Образование эмпиемы в послеоперационном периоде является угрожающим осложнением пневмонэктомии. Серьезность дан­ного осложнения заключается в невозможности ликвидировать инфицированную полость и, следовательно, в сложности анти­септической обработки. Приблизительно у 40% больных эмпие­мы, образовавшиеся после пневмонэктомии, осложнены бронхоплевральным или эзофагоплевральным свищом [40]. Поэтому у всех больных с подобной эмпиемой следует произвести брон­хоскопическое исследование и рентгенологическое исследование пищевода с бариевой взвесью.

Частота случаев эмпиемы у больных, перенесших пневмонэктомию, колеблется от 2 до 12% [57, 58]. Вероятность образо­вания эмпиемы следует иметь в виду у каждого больного, пере­несшего пневмонэктомию, если у него повысилась температура, откашливается плевральная жидкость, из послеоперационной раны выделяется гнойный экссудат, а средостение проходит по средней линии или смещено в противоположную сторону (см. рис. 34). Диагноз устанавливают на основании данных бактериоскопии плевральной жидкости, полученной при торакоцентезе, при окраске по Граму. Если со времени пневмонэк­томии прошло несколько недель, то место для торакоцентеза следует выбирать с помощью ультразвукового исследования. В большинстве случаев эмпиемы, возникшие после пневмонэк­томии, вызваны Staphylococcus aureus [40, 58, 59], но иногда возбудителем могут быть и такие грамотрицательные бактерии, как Escherichia coli, Pseudomonas и Proteus, а также различные грибы.

В настоящее время имеются два подхода к лечению больных с эмпиемами, связанными с пневмонэктомией. Согласно перво­му методу, описанному Clagett и Geraci [60], путем резекции части ребра длиной в несколько сантиметров ниже места торакотомии и одного — двух ребер выше него в полости эмпиемы создается большое окно (фенестрация). Поверхностная фасция подшивается к надкостнице резецированных ребер, в резуль­тате чего образуется большое отверстие. Ежедневно полость эмпиемы промывают слабым антисептическим раствором, на­пример, 50% раствором Dakin или хлоргексидина (Hibitane) [58]. Промывание продолжают в течение нескольких недель до тех пор, пока экссудат не перестанет быть гнойным, а по­лость эмпиемы не будет очищена от детрита. После этого от­верстие в грудной стенке ушивают, предварительно введя в по­лость 0,25% раствор неомицина.

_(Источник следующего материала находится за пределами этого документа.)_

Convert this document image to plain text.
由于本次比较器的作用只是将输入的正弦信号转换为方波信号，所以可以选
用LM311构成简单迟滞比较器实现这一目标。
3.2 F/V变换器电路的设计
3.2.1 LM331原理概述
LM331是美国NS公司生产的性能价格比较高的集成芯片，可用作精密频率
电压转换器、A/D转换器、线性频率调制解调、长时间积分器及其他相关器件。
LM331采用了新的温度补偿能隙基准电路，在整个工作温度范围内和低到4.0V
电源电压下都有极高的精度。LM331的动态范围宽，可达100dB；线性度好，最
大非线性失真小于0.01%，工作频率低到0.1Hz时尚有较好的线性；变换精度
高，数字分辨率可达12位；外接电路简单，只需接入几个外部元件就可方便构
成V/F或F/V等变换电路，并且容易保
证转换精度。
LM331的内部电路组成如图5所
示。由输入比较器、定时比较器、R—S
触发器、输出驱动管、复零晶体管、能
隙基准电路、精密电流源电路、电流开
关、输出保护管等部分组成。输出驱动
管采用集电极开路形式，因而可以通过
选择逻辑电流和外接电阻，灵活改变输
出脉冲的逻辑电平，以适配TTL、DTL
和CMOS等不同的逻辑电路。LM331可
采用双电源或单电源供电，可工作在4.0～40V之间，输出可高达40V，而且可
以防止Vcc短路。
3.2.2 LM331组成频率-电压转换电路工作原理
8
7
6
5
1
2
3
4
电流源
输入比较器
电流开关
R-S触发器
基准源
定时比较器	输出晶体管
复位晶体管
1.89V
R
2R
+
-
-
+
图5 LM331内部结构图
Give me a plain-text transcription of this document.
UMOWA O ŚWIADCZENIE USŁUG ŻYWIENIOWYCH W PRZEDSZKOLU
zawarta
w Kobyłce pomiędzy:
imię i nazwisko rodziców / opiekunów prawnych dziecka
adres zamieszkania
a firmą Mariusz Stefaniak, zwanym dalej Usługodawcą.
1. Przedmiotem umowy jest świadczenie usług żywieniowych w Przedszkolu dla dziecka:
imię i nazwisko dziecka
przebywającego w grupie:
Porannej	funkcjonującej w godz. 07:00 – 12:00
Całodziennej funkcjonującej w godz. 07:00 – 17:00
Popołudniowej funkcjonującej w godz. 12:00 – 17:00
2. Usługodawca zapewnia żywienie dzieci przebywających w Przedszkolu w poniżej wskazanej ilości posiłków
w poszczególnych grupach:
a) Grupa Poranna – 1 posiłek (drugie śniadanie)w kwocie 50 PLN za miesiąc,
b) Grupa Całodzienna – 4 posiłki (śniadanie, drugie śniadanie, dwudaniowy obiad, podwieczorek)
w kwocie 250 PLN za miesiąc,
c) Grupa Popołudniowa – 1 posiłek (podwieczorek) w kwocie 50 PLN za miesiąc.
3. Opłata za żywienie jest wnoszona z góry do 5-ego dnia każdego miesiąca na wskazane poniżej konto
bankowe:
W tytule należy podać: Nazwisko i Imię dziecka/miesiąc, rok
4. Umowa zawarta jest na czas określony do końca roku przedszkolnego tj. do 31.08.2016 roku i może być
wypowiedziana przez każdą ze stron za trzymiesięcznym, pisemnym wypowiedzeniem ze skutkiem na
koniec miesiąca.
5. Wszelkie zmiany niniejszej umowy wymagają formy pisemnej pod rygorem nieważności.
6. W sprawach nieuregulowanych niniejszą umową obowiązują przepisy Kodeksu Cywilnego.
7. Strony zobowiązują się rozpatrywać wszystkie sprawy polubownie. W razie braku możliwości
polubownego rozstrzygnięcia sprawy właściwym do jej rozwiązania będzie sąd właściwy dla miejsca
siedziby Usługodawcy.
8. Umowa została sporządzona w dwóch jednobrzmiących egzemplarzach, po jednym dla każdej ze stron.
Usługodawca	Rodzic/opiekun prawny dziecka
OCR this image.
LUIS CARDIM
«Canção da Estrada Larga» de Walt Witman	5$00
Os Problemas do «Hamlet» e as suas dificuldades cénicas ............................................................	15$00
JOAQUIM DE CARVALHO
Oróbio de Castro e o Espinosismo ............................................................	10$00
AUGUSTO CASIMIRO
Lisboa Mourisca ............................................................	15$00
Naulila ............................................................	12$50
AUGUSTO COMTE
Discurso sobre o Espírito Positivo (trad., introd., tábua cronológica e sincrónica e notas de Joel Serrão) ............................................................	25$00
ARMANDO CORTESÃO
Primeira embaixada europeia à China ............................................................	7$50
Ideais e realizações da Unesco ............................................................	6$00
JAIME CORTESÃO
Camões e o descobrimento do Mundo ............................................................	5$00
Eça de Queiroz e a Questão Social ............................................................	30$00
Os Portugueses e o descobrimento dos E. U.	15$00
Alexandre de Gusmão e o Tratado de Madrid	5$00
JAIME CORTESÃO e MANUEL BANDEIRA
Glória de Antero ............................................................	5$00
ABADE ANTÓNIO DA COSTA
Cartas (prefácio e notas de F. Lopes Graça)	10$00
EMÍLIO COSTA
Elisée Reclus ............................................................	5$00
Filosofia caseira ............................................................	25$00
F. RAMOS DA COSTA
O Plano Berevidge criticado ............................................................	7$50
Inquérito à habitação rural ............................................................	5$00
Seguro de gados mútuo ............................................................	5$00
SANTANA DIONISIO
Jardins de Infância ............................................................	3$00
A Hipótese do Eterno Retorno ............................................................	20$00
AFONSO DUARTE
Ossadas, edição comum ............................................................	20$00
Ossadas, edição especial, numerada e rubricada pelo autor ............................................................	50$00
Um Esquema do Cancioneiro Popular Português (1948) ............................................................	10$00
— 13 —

Goldstraw [58] применил данный метод у 22 больных с эм­пиемой, возникшей после пневмонэктомии. Закрытие полости у 17 из этих больных было успешным, т. е. рецидивов эмпиемы в сроки от 5 нед до 9 лет не наблюдалось. У других 5 больных развился рецидив и была произведена повторная фенестрация, рана закрылась только у 2 из этих 5 больных. Лечение этим методом длительное, период от выполнения фенестрации до закрытия раны в среднем составляет 40 дней [58] (с колеба­ниями от 21 до 74 дней), и обычно больной должен быть гос­питализирован в течение всего этого периода. Однако данный метод, как показали результаты вышеупомянутой работы, эф­фективен приблизительно в ^/з случаев.

Другим методом лечения является закрытое дренирование плевральной полости с одновременным орошением антибиоти­ками [57, 61]. Дренаж устанавливают в полость эмпиемы над диафрагмой и соединяют с подводной системой аспирации. Если при дренировании пользоваться трубкой с двумя просветами [61], то можно одновременно вводить больному через ту же трубку антибиотики, к которым чувствителен данный возбуди­тель; можно вводить антибиотики и через отдельную трубку меньшего диаметра, которую вводят по среднеключичной линии во второе или третье межреберье. При наличии бронхоплевраль­ного свища следует непрерывно орошать инфицированную плев­ральную полость антибиотиками. После закрытия бронхоплев­рального свища, обычно спонтанного, в плевральную полость вводят несколько сот миллилитров раствора антибиотика и дре­нажную трубку пережимают, оставляя антибиотик в плевраль­ной полости на несколько часов. Затем плевральную полость дренируют и повторяют вышеуказанную процедуру еще раз. После того как дренажная жидкость становится чистой, в плев­ральную полость в течение 24 ч вводят изотонический раствор хлорида натрия. При получении отрицательного результата бактериоскопического анализа в плевральную полость еще раз вводят 100 мл концентрированного раствора антибиотика, после чего дренажную трубку удаляют.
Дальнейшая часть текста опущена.